La polémique sur la non-mixité choisie rebondit au parlement

Début septembre, la secrétaire d'État à l'Égalité des genres, Sarah Schlitz, avait été critiquée pour avoir participé à une manifestation réservée aux femmes.

La polémique sur la non-mixité choisie rebondit au parlement
@ BELGAIMAGE/ La secrétaire d’État à l’Égalité des genres, Sarah Schlitz, à la Chambre, en juillet 2021

La manifestation réservée aux femmes à laquelle la secrétaire d’État à l’Égalité des genres, Sarah Schlitz, a participé a suscité des tensions mercredi en commission de la Chambre. Le MR a exprimé sa colère à l’égard de l’écologiste, tandis que, de manière beaucoup plus feutrée, l’Open Vld l’a appelée à une « approche positive inclusive ».

Le 3 septembre, dans le cadre des Rencontres écologiques d’été, Mme Schlitz a participé à une « ballade inspirante » à Liège rassemblant une vingtaine de participantes qui ont raconté leurs difficultés durant la crise sanitaire et le confinement. L’événement a suscité la polémique qui a rebondi mercredi au parlement. L’accord de gouvernement prévoit de mener « une politique volontariste qui s’attaquera aux déséquilibres structurels et historiques ». « Il ne s’agit pas d’une mission contemplative », a souligné Mme Schlitz.

Les femmes subissent encore et toujours des inégalités et, selon l’Institut pour l’égalité des femmes et des hommes, celles-ci se sont encore aggravées durant la crise. C’est dans ce cadre que la secrétaire d’État a rencontré ce groupe de femmes. « Il ne s’agit pas de faire une compétition entre des catégories mais de tenir compte de conséquences spécifiques sur certaines catégories », a-t-elle ajouté, soulignant qu’il n’y avait « rien de plus normal que d’aller à la rencontre de citoyens ».

Privilégier une « approche inclusive »

La non-mixité choisie, temporaire, est un mode d’organisation bien connu et utilisé par des minorités, par exemple les suffragettes qui réclamaient le droit de vote pour les femmes, ou les femmes chrétiennes, socialistes ou libérales qui se sont organisées entre elles, voire des femmes cheffes d’entreprise qui forment un réseau et sont reçues par des ministres. « J’espère que votre indignation sur les inégalités qui existent toujours dans la société est aussi grande que votre indignation sur cette promenade et que nous travaillerons ensemble sur ce sujet », a-t-elle ajouté.

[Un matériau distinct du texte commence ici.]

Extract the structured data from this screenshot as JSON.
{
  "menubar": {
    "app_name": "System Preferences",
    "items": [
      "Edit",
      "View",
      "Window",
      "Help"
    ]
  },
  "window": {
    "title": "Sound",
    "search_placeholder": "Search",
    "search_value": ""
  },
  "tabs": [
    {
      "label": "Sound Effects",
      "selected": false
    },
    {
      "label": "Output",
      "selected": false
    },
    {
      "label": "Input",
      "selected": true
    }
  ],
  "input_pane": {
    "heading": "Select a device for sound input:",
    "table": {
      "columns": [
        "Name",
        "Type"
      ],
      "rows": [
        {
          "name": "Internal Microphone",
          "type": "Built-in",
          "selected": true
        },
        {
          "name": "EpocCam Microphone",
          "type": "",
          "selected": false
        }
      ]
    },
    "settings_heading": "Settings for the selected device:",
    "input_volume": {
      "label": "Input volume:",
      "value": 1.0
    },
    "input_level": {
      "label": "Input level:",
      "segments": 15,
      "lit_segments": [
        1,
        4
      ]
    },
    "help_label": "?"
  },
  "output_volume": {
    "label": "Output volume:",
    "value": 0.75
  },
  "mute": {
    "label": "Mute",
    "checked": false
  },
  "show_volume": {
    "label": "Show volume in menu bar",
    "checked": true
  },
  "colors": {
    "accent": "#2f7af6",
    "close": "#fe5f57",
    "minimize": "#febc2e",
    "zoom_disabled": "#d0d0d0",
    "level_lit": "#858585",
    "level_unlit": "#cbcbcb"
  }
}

La réponse de la secrétaire d’État a fait bondir Kattrin Jadin (MR) qui a dénoncé une « argumentation light ». « Je ne suis pas d’accord que nous continuions à travailler de cette manière », a-t-elle souligné, jugeant que « l’interdiction d’un genre à une manifestation n’est pas le bon chemin et est même contraire aux droits fondamentaux de notre État ». Robby De Caluwé (Open Vld) ne doute pas des « bonnes intentions » de Mme Schlitz, mais estime qu’elle doit privilégier « une approche positive inclusive, qui sensibilise aussi les hommes ».

S’attaquer aux discriminations

Dans l’opposition, Frank Creyelman (VB) a estimé que la secrétaire d’État devait présenter sa démission tandis que Valérie Van Peel (N-VA) juge sa position désormais « intenable ». « Je ne suis pas surprise, depuis votre entrée en fonction, vous accroissez la césure entre les hommes et les femmes », a-t-elle affirmé. « On risque d’accentuer la compétition entre catégories de la population », a regretté Sophie Rohonyi (DéFI) qui a reproché à la secrétaire d’État d’enfermer l’homme blanc hétérosexuel dans le rôle d' »oppresseur« .

Les attaques subies par l’écologiste suscitent l’étonnement de son parti. Les événements ne rassemblant que des hommes, les cercles ou loges réservés aux hommes existent toujours, a fait remarquer Séverine de Laveleye (Ecolo-Groen).  « Aujourd’hui, ce qui est inquiétant, c’est la hargne qui est suscitée. Je ne voudrais que l’on finisse par nous dire ce que l’on peut faire et ne pas faire en tant que femmes ».

Qu’un tel débat suscite autant de passion surprend également le PTB. « Si je raconte cela à des travailleurs qui au quotidien subissent des discriminations, ils n’en reviendraient pas. C’est fondamentalement hypocrite, c’est aux discriminations que nous devons nous attaquer », a lancé Maria Vindenvoghel.